Sarebbe meglio tacere, almeno attendere, nel dire qualche parola, di fronte ai “fatti di Ferrara”, come vengono chiamati, cioè i genitori uccisi dal figlio 16enne e dall’amico 17enne, per mille euro. Così come davanti ad altrettanto innominabili fatti del passato: Pietro Maso a Verona, Erika ed Omar di Novi Ligure, il caso Carretta a Parma, Perugia con l’assassinio di Meredith Kercher, l’omicidio di Ismaele Lulli in provincia di Pesaro, e altri.



Ma i ragazzi che da tanti anni accogliamo nelle comunità terapeutiche de L’Imprevisto ci aiutano a capire, ci aprono un poco gli occhi. 

La prima considerazione che buttano lì, il primo dubbio, riguarda la presenza, l’uso e l’abuso in tutti questi atroci delitti delle sostanze stupefacenti, della droga insomma. Temono, e noi educatori con loro, che vi sia una generale sottovalutazione se non addirittura una colpevole negazione di questa presenza. E’ difficile pensare che la droga non la faccia da padrona, considerata l’efferatezza, la ferocia, il numero di colpi abitualmente inferti, la modalità di esecuzione, le varie, più disparate e occasionali armi usate, l’insistenza, la premeditazione, l’accanimento, il senso di impunità. Tutte queste sono evidentemente conseguenze anche della droga, questi sono gli immancabili effetti delle sostanze.

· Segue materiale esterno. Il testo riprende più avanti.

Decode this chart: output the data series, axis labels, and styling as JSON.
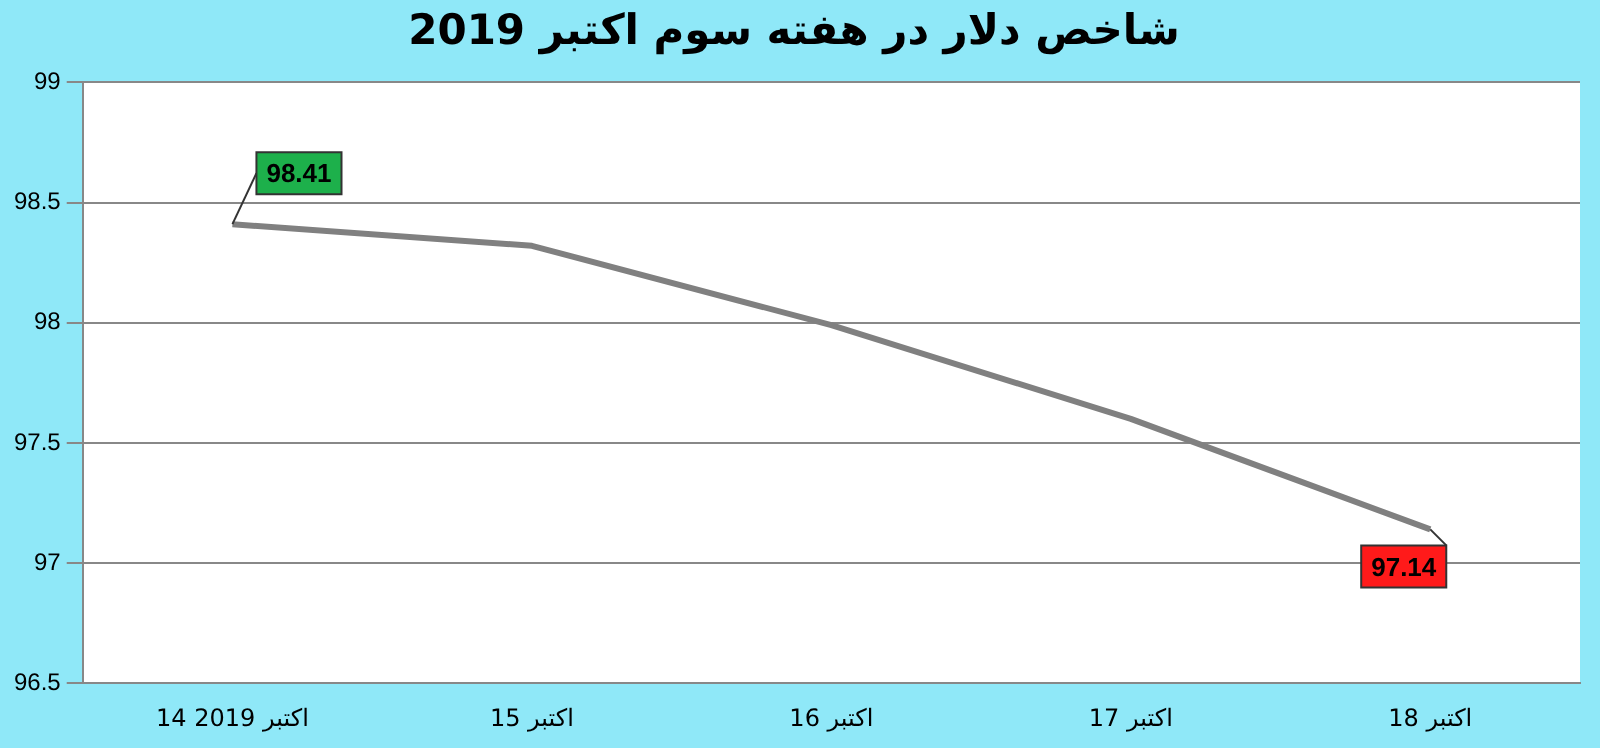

Certo il disagio giovanile, l’abbandono, i problemi personali, familiari, sociali, la fragilità psicologica o psichica… ma se a questo aggiungi il sentimento di onnipotenza, la sensazione di sentirsi dei semidei che la droga ti porta, la forza incontrollata e spropositata di cui ti carica, allora si riesce a rendersi conto maggiormente degli avvenimenti in questione. 

Perché non si dice e non si scrive — o si dice e si scrive troppo poco — che c’è sempre, quasi sempre di mezzo la droga, in tutti o quasi tutti questi drammaticissimi fatti? 

L’altra considerazione la buttiamo lì noi come diretta conseguenza della prima: tantissimi giovani pensano di essere al mondo inutilmente, vanamente. Ritengono che non ci sia nulla che valga veramente la pena. Che nella realtà non ci sia una presenza, un volto, una chiamata. A dire il vero questo lo pensano in genere gli adulti, allora al ragazzo rimane un unico scopo, un unico desiderio: il potere. 



La vita è, conta, e tu vali, solo se hai potere. 

Quale potere più grande, pertanto, per un giovane che quello di uccidere. Di uccidere sé stesso, i propri cari, di martoriare il proprio corpo con la droga, l’anoressia, la bulimia, il cambiare sesso, “scegliere l’omosessualità”, il bullismo, sfregiare il volto con l’acido, il femminicidio, il gioco d’azzardo, internet… Tutte queste esperienze sono manifestazioni del potere di cui io ho bisogno per vivere, per essere, per contare.  

Ecco, se la logica del mondo è questa, se il senso della vita è solo il possesso, il potere, il comando, allora si capisce, è inesorabilmente inevitabile, che la droga sia il potente alimento, il necessario utilissimo alleato per questo. Se la vita non è un imprevisto, un dono immenso e affascinante pur nella sua drammaticità, non resta che esercitare un potere, voluto come altrettanto immensamente grande. Appunto, innanzitutto verso di me, sulla mia persona; sui miei cari (le tante e infinite violenze intrafamiliari), principalmente verso e contro i genitori, in quanto ritenuti responsabili e rappresentanti di una promessa tradita.